5) Environmental Impact: Parmarion martensi is not expected to lower biodiversity, disrupt natural communities, or change ecosystem processes.  It is not expected to directly affect threatened or endangered species or disrupt critical habitats.  The semi-slug is likely to trigger additional treatment programs in the nursery industry, by growers, and by residents who find contaminated produce unacceptable.  As an efficient vector of the nematode that causes rat lungworm disease, Parmarion martensi has the potential to significantly impact home/urban gardening by sickening residents.  The semi-slug receives a High (3) in this category.

Evaluate the environmental impact of the pest on California using the criteria below.

Environmental Impact: D,E

A. The pest could have a significant environmental impact such as lowering biodiversity, disrupting natural communities, or changing ecosystem processes.

B. The pest could directly affect threatened or endangered species.

C. The pest could impact threatened or endangered species by disrupting critical habitats.

D. The pest could trigger additional official or private treatment programs.

E. The pest significantly impacts cultural practices, home/urban gardening or ornamental plantings.

Score the pest for Environmental Impact. Score: High (3)

Low (1) causes none of the above to occur.

Medium (2) causes one of the above to occur.

High (3) causes two or more of the above to occur.

Consequences of Introduction to California for Parmarion martensi: High (15)

Add up the total score and include it here.

Low = 5-8 points

Medium = 9-12 points

High = 13-15 points

6) Post Entry Distribution and Survey Information: Parmarion martensi has never been found in the environment of California and receives a Not established (0) in this category.

Evaluate the known distribution in California. Only official records identified by a taxonomic expert and supported by voucher specimens deposited in natural history collections should be considered.

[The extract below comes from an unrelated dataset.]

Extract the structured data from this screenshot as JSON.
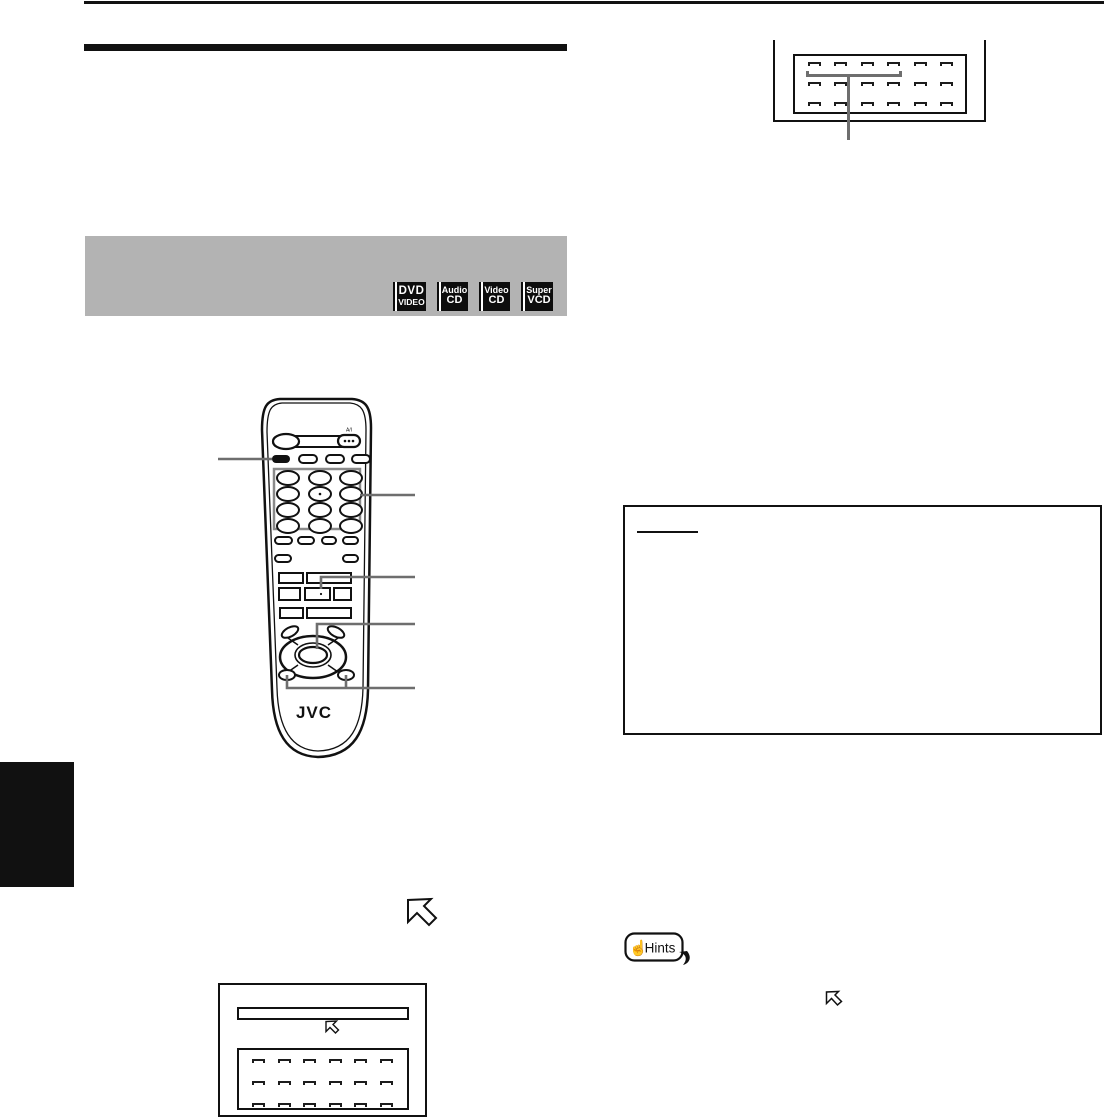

Pest incursions that have been eradicated, are under eradication, or have been delimited with no further detections should not be included.

Not established (0) Pest never detected in California, or known only from incursions.

Low (-1) Pest has a localized distribution in California, or is established in one suitable climate/host area (region).

Medium (-2) Pest is widespread in California but not fully established in the endangered area, or pest established in two contiguous suitable climate/host areas.

High (-3) Pest has fully established in the endangered area, or pest is reported in more than two contiguous or non-contiguous suitable climate/host areas.

Final Score:

The final score is the consequences of introduction score minus the post entry distribution and survey information score: High (15)

Uncertainty: 

There have been no recent surveys for semi-slugs in California.  It is possible that some of them could have eluded inspections and made it into the state.

Conclusion and Rating Justification:

Parmarion martensi has never been found in California and is likely to have significant economic and environmental impacts if it were to establish here.  An “A” rating is justified.

References:

1 Hollingsworth, R.G., R. Kaneta, J.J. Sullivan, H.S. Bishop, Y. Qvarnstrom, A.J. da Silva, and D.G. Robinson. 2007. Distribution of Parmarion cf. martensi (Pulmonata: Helicarionidae); a new Semi-Slug Pest on Hawai’i island, and its potential as a Vector for Human Angiostrongyliasis.  Pacific Science 61(4): 457-467.

2 USDA Phytosanitary Certificate Issuance & Tracking System (PCIT) Phytosanitary Export Database (PExD).  https://pcit.aphis.usda.gov/pcit/


Responsible Party:

Jason Leathers, 1220 N Street, Sacramento, CA, 95814, (916) 654-1211, plant.health[@]cdfa.ca.gov.


Comment Period:  CLOSED

The 45-day comment period opened on March 9, 2016 and closed on April 23, 2016.